Memorial Service for Tony Jarvis - Video Now Available

January 29, 2019

On October 13, 2018 the Parish of All Saints, Ashmont, MA held the Solemn Requiem Mass for the recently deceased F. Washington “Tony” Jarvis, founding director of ELM, the Educational Leadership and Ministry program.  It was not to be a memorial service, the Anglo-Catholic Jarvis had insisted shortly before his death.

This past Thursday, January 24, Berkeley Divinity School held its own service in honor of this friend and colleague. The timing of the service coincided with the winter BDS Board meeting. Trustees, YDS colleagues, friends, former ELM students and current Berkeley students gathered to honor Tony, both in the sacred liturgy that he loved so dearly and—somewhat in loving disagreement with his wishes—in fond remembrances of his special gifts. Professor Chloe Starr represented the faculty and Giuseppe Gagliano ’13 represented ELM graduates in scripture readings, and Jean Santopatre ’15 shared a loving memory of her professor and mentor. ELM director Jere Wells, along with past and present students and professional friends, reflected on Jarvis’s gift of “uncommon common sense,” captured in his well-known book With Love and Prayers: A Headmaster Speaks to the Next Generation.

Dean Andrew McGowan, who insisted that his sermon was a homily and not a eulogy, honored his colleague and friend, summarizing the wisdom of the man, for whom “education was the inculcation of virtue …  not virtue for its own sake …  or preparation for employment, but preparation for all eternity.”

To view a recording of the service, please visit the YDS You Tube page.


In Memoriam

On October 7, 2018, The Rev. F. Washington “Tony” Jarvis entered into his eternal rest. He was the founding director of ELM, the Educational Leadership and Ministry program sponsored by Berkeley for Yale Divinity School.
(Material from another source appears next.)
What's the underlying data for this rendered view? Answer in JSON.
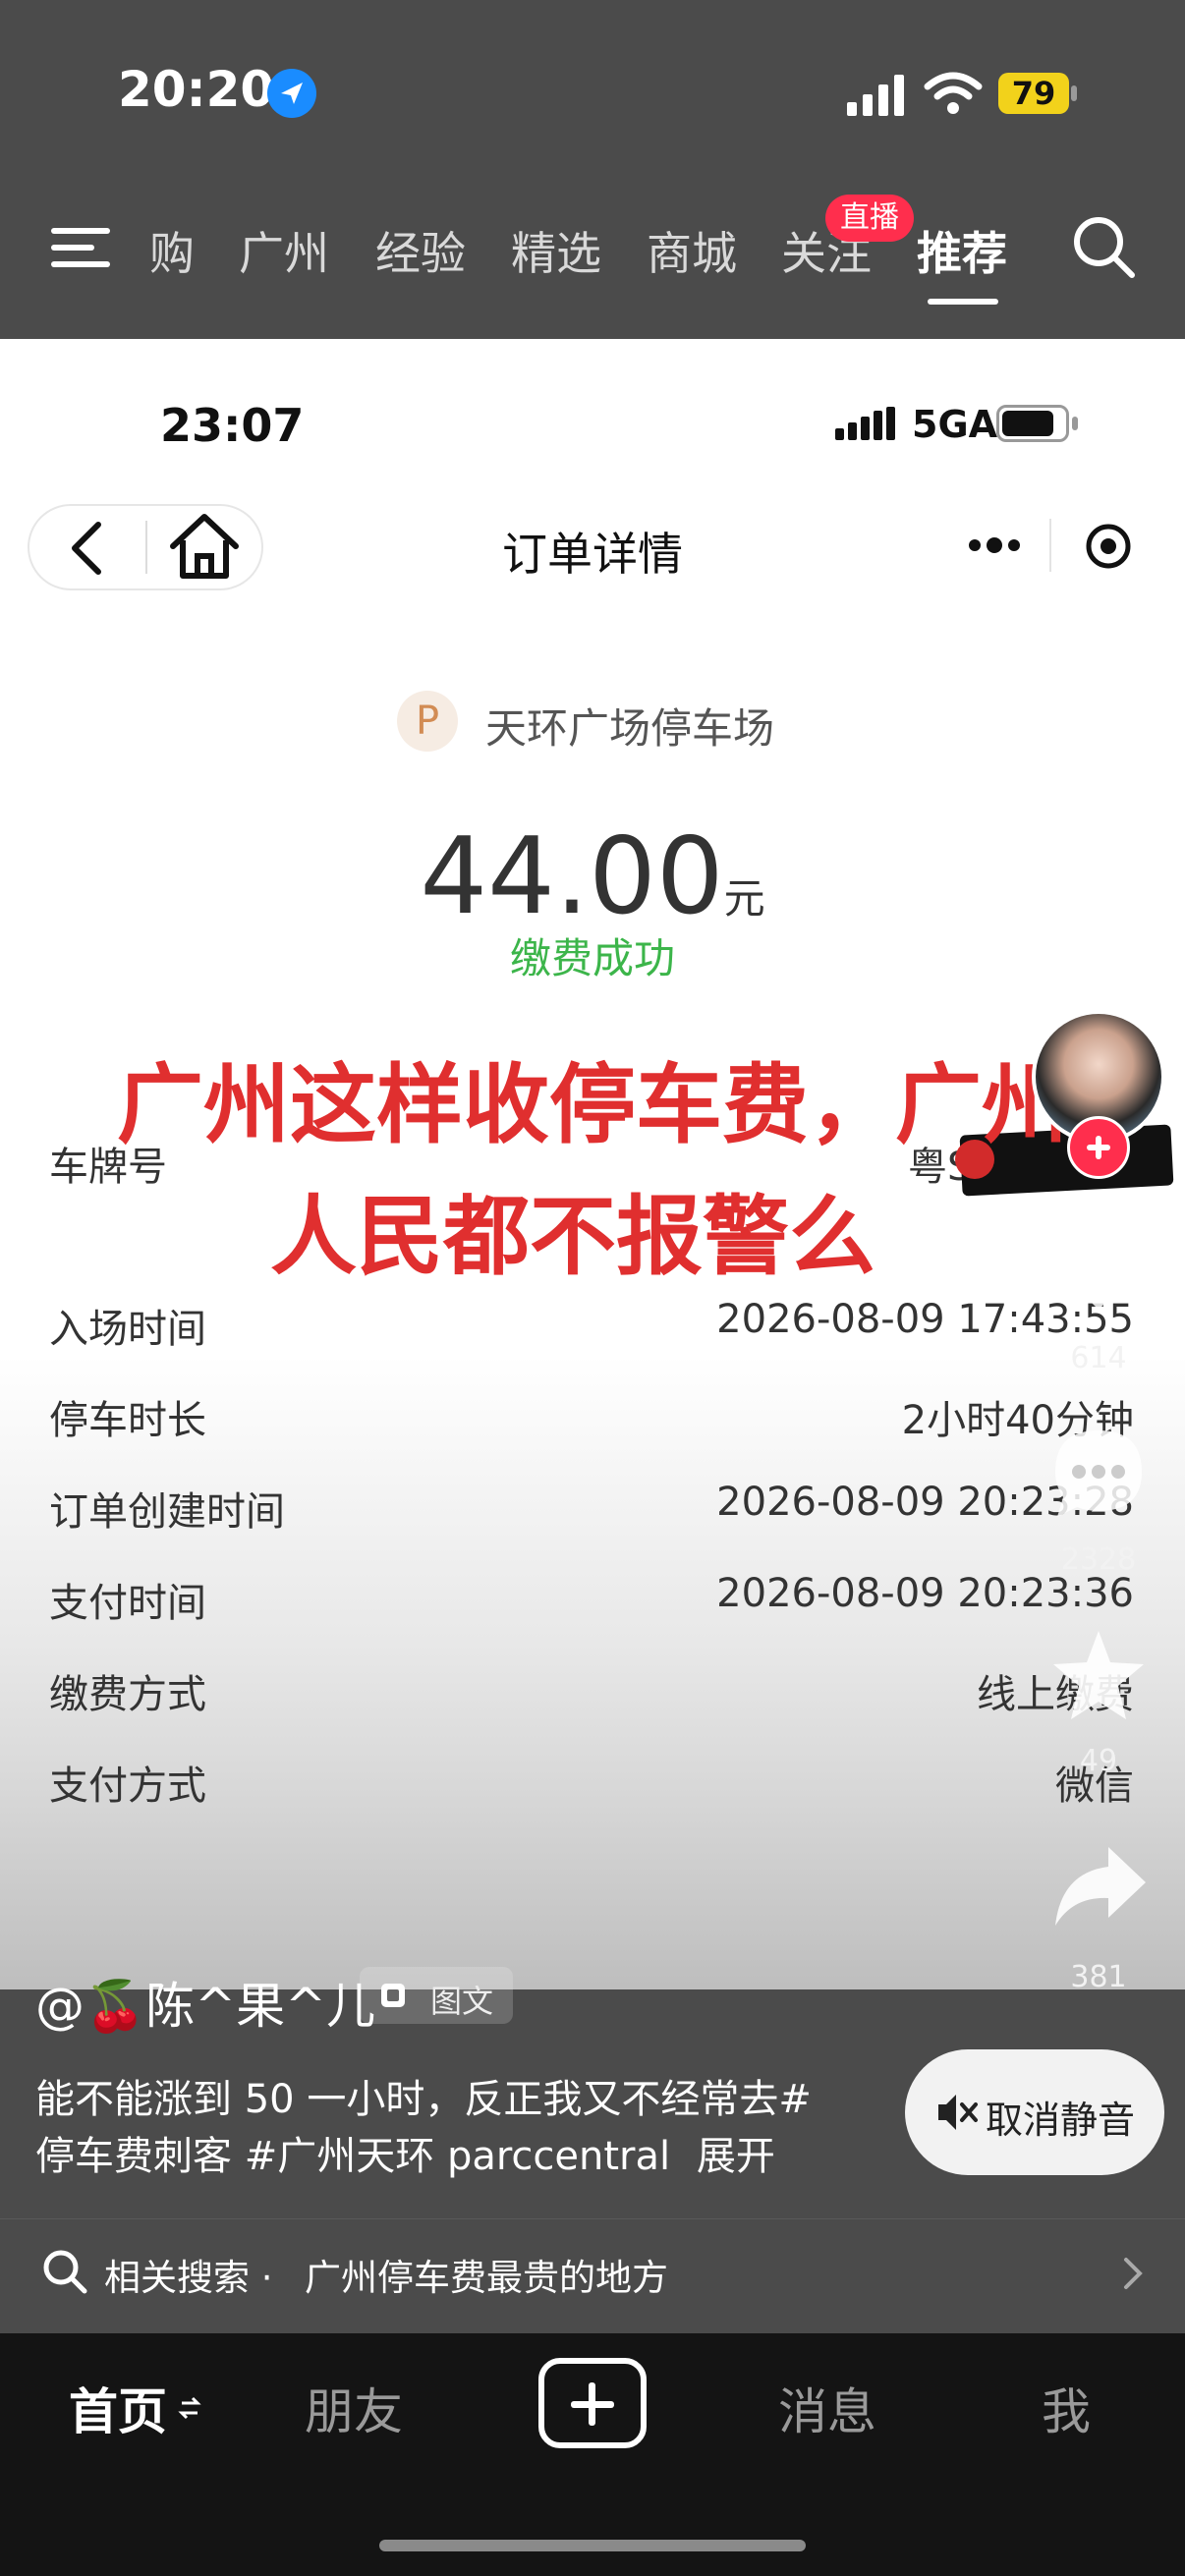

A native of Cleveland, Ohio, Tony earned his B.A. from Harvard and his Masters from Cambridge. After beginning his teaching career at University School in Cleveland, he went on to become headmaster of Roxbury Latin, the venerable Boston boys’ school, a position he held for thirty years. After retiring from Roxbury Latin, he served as chaplain at Eton College in the U.K and as scholar-in-residence in schools in Australia.  In 2008, Tony joined the staff at Berkeley as director of a new initiative for preparing Yale seminarians to be educational leaders in schools and colleges, as chaplains, instructors, or in other leadership roles. Tony’s own experience as a leader was a powerful example. In addition to his leadership of Roxbury Latin, he was highly respected by his peers in the independent school world and served as president of both the Headmasters Association of the U.S. and the Country Day School Headmasters Association. A widely published thought leader, Tony authored several books, including, And Still is Ours Today: The Story of Jesus, Schola Illustris: Roxbury Latin School 1645-1995, and his best-known work, With Love and Prayers: A Headmaster Speaks to the Next Generation, a collection of his remarks to the boys of Roxbury Latin.

Even with the breadth and depth of professional expertise that Tony could share with his ELM students, he was at heart a leader with a clear, straightforward message. “Father Jarvis taught me that the most important quality of a good schoolmaster is to know and love my students,” recalls Win Bassett ‘15, an English teacher at Montgomery Bell Academy in Nashville.  Yet there was little mushy or sentimental about the man.  Tyler Montgomery ‘15, chaplain and teacher at Woodberry Forest School in Virginia (and former chaplain at William & Mary), notes that “he loved his students and friends and defended them passionately; he could also be irascible, opinionated and curmudgeonly.”  Chief among his firmly held beliefs was his unapologetically forthright advocacy for the centrality of the Gospel as a powerful force in the education of young people.

Tony was also a fierce advocate for Berkeley. Editor of the Berkeley at Yale magazine, he championed the institution’s mission and encouraged all its students, not just those headed into education. In a congratulatory note to Tony upon the conferral of his honorary doctorate by Berkeley in 2016, Della Wager Wells, ’18 wrote, “You helped me to see that Berkeley was a place where someone of my age and provenance could fit and grow.  You made me welcome here. You were warm, kind, hilarious, irreverent, and entirely holy.” Tony was also a vital and beloved member of the Berkeley staff. He was particularly close to Pam Wesley-Gomez: “It was my privilege to consider Tony as both beloved friend and colleague. He was grateful and generous, which grounded his life in love and prayer.”

“There is an area of the wooden floor of St. Luke’s Chapel made sacred by the knees of Tony Jarvis,” recalls Berkeley Dean Andrew McGowan. “Tony’s faithful witness in prayer made its mark on a generation of students. Each morning he was present long before others, kneeling without any cushion or aid, commending the School and its students to God. This was the context in which his extraordinary work for ELM was done.”